Search code examples
pytorchconv-neural-networkspatial-pooling

How to use pooling on rows, i.e: from (512, 20, 32) to (512, 10, 32)?


I have data with the shape: (512, 20, 32) and I want to use AvgPool and get the shape of: (512, 10, 32).

I have tried with no success:

pool = nn.AvgPool1d(kernel_size=2, stride=2)
data = torch.rand(512, 20, 32)
out  = pool(data)
print(out.shape)

output:

torch.size([512, 20, 16])

How can I run pool on the horizontal data ?


Solution

  • In pytorch, the dimensions of tensors are batch-channel-length. The pooling layer operates on the length dimension (the last one).

    There are two workarounds I can think of:

    1. Permuting the dimensions

    You can change the order of dimension prior to pooling, using transpose:

    pool = nn.AvgPool1d(kernel_size=2, stride=2)
    data = torch.rand(512, 20, 32)
    data_permuted = data.transpose(1, 2)
    out_permuted  = pool(data_permuted)
    out = out_permuted.transpose(1, 2) 
    
    print(out.shape)
    

    Output:

    torch.Size([512, 10, 32])
    

    2. Adding a singleton channel dimension and using 2D pooling

    Adding an additional "empty" channel dimension will turn your 3D input tensor into a 4D one, allowing nn.AvgPool2d to operate on the height dimension.
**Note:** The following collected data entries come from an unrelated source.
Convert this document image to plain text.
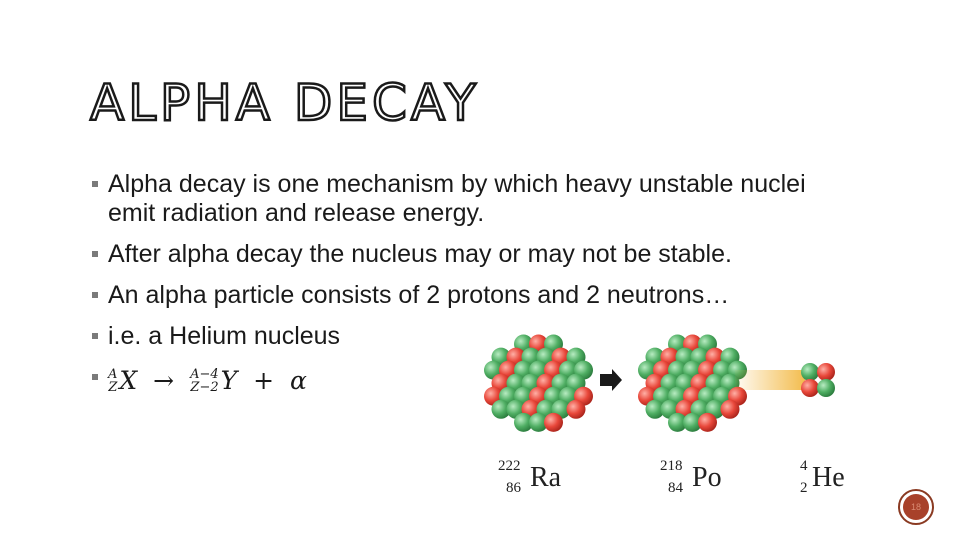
ALPHA DECAY
Alpha decay is one mechanism by which heavy unstable nuclei emit radiation and release energy.
After alpha decay the nucleus may or may not be stable.
An alpha particle consists of 2 protons and 2 neutrons…
i.e. a Helium nucleus
A
Z X → A−4
Z−2 Y + α
222
86 Ra	218
84 Po	4
2 He
18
This adding and removing of singleton dimensions can be done using unsqueeze and squeeze:

    pool = nn.AvgPool2d(kernel_size=(2, 1), stride=(2, 1))  # pool only along height dimension
    data = torch.rand(512, 20, 32)
    out = pool(data.unsqueeze(dim=1)).squeeze(dim=1)
    
    print(out.shape)
    

    Output:

    torch.Size([512, 10, 32])
    

    I believe the second option is more intuitive and might be more efficient than the first one.